Fifty years ago, the Republican Party had leaders who were serious about supporting the civil rights movement and about competing with Democrats for the support of African-American voters. And the most prominent of those leaders was George Romney, who in the turbulent 1960s would — as the governor of Michigan, Secretary of Housing and Urban Development and a contender for the Republican presidential nomination – reject the “backlash” politics of southern segregationists and northern reactionaries in both parties.
When others tried to convert the overtly racist language of Democratic segregationists into the coded apologias of the Republican right, Romney objected. His, he said, was the party of Abraham Lincoln. And in so doing George Romney staked a legitimate claim that Republicans were not bystanders but engaged participants in the struggle to create an America with justice for all.
Now, the Republican Party needs another George Romney.
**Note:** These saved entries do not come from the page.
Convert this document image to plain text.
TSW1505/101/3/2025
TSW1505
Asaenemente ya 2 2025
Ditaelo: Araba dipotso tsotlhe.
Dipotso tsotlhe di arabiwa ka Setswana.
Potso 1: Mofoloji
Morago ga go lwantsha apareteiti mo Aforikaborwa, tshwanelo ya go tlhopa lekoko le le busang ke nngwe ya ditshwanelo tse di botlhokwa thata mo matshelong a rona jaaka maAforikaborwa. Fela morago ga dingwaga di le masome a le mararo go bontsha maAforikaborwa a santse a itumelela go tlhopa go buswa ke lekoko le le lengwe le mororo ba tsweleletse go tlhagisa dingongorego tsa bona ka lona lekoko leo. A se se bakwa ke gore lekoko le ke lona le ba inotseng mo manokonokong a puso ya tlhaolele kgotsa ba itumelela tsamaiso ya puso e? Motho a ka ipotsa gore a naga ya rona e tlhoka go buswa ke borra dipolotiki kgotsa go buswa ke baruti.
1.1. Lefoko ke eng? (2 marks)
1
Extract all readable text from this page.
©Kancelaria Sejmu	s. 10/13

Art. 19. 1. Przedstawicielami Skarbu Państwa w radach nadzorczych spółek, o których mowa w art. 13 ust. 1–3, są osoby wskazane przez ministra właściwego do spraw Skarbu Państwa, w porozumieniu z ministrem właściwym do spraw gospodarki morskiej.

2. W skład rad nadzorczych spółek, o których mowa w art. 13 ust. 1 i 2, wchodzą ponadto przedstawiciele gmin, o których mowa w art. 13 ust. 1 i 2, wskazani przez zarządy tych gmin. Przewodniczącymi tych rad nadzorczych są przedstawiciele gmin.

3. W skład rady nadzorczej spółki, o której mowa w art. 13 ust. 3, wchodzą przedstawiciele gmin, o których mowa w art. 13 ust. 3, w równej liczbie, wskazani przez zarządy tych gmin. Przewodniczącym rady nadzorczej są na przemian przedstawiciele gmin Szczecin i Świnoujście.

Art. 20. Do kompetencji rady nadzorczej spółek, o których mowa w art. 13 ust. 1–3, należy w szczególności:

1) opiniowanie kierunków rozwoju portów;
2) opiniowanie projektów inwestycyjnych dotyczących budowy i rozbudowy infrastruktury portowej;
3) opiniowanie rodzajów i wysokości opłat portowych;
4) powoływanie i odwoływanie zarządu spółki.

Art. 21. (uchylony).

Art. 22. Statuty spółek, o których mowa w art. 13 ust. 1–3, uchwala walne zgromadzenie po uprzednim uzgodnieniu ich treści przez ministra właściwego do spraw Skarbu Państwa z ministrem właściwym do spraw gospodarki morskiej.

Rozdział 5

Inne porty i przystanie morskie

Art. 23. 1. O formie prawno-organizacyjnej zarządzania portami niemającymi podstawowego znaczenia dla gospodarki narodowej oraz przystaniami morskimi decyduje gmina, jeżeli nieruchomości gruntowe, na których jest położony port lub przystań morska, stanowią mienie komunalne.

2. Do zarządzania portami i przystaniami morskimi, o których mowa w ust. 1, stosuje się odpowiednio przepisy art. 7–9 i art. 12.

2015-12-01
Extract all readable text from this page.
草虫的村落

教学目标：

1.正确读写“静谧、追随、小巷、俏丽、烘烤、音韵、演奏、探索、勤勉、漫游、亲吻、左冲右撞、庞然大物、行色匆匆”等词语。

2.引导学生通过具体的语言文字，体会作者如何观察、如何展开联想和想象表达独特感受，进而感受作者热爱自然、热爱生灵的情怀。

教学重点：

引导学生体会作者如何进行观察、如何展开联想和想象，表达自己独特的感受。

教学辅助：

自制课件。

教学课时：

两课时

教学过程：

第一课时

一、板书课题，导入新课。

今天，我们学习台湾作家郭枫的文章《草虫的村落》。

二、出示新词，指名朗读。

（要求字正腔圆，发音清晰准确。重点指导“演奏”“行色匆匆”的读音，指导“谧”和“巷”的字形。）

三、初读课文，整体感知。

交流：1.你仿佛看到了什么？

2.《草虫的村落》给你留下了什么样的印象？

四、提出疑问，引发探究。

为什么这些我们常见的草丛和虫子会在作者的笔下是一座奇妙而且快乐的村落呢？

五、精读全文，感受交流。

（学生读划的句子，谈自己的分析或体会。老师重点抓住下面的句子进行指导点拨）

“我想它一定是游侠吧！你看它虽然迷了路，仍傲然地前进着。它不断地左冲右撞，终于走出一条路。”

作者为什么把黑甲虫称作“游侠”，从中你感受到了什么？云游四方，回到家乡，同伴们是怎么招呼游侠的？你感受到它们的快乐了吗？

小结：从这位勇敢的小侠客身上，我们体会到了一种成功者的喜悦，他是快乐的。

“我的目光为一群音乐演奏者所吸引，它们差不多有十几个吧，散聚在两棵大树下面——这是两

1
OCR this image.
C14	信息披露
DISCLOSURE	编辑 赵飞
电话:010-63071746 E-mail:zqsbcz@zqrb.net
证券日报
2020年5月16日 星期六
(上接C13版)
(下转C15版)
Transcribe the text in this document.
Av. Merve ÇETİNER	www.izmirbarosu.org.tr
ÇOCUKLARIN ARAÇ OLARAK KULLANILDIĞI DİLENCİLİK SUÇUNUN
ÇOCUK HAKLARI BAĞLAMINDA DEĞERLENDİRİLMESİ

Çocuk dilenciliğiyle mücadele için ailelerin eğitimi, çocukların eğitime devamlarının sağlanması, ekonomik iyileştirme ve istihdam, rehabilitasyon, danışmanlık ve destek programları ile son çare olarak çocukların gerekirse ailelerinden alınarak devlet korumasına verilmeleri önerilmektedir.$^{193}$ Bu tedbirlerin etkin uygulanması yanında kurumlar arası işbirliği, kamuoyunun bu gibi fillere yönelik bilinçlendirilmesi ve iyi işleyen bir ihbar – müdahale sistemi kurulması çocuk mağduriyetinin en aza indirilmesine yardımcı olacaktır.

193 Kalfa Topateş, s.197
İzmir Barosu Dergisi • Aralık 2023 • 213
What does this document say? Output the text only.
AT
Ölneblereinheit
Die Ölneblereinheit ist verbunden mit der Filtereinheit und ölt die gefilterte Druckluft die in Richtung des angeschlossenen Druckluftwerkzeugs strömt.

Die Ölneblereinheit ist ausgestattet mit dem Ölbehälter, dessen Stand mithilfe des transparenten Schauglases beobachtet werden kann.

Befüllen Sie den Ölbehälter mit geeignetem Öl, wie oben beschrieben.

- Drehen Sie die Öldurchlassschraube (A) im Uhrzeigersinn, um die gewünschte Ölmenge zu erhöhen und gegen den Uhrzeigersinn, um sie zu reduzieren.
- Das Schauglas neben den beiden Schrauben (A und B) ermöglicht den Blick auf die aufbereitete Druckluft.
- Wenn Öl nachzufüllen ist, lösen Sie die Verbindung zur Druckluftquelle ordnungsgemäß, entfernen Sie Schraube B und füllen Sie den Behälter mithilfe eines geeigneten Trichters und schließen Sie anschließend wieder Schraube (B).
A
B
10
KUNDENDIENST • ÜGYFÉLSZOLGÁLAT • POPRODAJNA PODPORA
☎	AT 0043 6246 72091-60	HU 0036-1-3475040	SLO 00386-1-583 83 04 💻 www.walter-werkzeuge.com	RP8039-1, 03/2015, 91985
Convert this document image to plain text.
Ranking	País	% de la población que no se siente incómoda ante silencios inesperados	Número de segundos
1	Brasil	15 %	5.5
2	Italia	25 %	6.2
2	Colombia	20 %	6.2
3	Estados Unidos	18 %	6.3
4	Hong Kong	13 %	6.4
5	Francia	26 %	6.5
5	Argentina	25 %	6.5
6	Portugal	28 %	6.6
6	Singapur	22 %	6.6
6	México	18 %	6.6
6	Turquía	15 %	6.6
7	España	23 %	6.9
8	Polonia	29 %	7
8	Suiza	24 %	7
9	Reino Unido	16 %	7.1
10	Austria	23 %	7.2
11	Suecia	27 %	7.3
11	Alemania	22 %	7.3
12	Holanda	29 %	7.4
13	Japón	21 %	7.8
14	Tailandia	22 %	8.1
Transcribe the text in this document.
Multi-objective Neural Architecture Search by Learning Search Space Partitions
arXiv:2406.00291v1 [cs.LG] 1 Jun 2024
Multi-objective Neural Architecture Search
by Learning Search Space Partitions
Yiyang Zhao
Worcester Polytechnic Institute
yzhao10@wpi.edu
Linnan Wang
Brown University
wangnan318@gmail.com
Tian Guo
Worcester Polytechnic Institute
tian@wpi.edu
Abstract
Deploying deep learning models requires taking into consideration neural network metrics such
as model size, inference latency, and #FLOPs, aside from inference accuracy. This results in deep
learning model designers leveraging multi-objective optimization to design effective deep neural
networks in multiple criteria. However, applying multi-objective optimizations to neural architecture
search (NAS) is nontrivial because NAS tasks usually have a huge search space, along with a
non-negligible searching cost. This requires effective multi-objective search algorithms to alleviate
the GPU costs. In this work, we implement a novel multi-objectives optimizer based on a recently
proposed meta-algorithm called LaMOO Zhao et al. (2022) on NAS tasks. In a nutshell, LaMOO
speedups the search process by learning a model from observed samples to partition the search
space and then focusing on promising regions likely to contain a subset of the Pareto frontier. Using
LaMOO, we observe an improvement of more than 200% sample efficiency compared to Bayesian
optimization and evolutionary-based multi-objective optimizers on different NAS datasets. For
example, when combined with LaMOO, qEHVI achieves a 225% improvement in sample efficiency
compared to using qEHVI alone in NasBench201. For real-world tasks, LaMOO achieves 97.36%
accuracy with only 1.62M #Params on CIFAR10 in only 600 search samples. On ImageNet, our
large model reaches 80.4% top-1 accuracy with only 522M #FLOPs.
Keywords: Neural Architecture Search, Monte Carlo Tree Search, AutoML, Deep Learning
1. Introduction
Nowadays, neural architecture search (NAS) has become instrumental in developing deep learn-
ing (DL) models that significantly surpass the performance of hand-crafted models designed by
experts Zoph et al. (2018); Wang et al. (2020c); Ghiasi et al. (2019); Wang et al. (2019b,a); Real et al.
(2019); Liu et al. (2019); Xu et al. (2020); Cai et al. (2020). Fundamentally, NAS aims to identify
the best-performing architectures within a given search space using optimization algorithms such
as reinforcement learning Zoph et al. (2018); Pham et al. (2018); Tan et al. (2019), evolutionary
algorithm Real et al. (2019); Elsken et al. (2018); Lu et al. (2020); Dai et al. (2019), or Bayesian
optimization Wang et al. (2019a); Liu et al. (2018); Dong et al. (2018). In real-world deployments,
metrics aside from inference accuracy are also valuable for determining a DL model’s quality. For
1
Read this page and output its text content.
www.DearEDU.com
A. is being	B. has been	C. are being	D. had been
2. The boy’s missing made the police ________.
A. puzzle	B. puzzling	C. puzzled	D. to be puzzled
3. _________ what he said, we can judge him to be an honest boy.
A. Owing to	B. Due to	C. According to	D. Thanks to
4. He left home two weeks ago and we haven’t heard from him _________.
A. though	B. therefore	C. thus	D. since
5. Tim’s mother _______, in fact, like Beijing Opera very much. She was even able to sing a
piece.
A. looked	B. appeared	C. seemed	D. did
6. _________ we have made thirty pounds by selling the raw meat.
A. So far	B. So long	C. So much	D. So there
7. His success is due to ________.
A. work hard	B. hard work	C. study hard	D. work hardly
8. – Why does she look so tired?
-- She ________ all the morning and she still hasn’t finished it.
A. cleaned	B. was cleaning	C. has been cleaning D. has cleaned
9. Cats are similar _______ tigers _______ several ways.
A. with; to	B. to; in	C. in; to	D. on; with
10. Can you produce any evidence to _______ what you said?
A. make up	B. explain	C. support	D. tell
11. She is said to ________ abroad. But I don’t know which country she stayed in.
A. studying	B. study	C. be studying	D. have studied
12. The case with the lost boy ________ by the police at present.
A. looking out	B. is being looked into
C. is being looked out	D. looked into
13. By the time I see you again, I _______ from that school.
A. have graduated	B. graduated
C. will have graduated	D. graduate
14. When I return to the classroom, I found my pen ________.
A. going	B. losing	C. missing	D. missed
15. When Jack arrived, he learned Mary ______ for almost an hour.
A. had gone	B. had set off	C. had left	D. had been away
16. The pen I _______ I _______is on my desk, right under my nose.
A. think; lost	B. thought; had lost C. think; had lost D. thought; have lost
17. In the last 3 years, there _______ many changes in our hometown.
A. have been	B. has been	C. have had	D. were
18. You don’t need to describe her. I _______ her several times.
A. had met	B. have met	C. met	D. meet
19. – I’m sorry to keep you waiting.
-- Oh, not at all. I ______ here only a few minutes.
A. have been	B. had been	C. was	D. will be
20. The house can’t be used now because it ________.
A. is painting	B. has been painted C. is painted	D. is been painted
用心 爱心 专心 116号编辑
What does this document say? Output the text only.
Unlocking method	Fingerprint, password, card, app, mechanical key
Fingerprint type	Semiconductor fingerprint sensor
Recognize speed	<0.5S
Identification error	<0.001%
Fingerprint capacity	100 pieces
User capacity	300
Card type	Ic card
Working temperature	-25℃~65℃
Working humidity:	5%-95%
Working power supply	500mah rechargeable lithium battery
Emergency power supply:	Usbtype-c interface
Unfortunately, Mitt Romney has refused to fill the void.
The party is experiencing an ugly resurgence of what my colleague at The Nation, Gary Younge, correctly identifies as “blatant racism.”
On the eve of the Iowa caucuses, former Pennsylvania Senator Rick Santorum told a crowd of supporters, “I don’t want to make black people’s lives better by giving them somebody else’s money.”
Around the same time, Texas Congressman Ron Paul was scrambling to explain away old newsletters that went out under his name with sections suggesting that “95 percent of the black males in that city [Washington] are semi-criminal or entirely criminal” and describing the Martin Luther King Jr. holiday as “Hate Whitey Day.”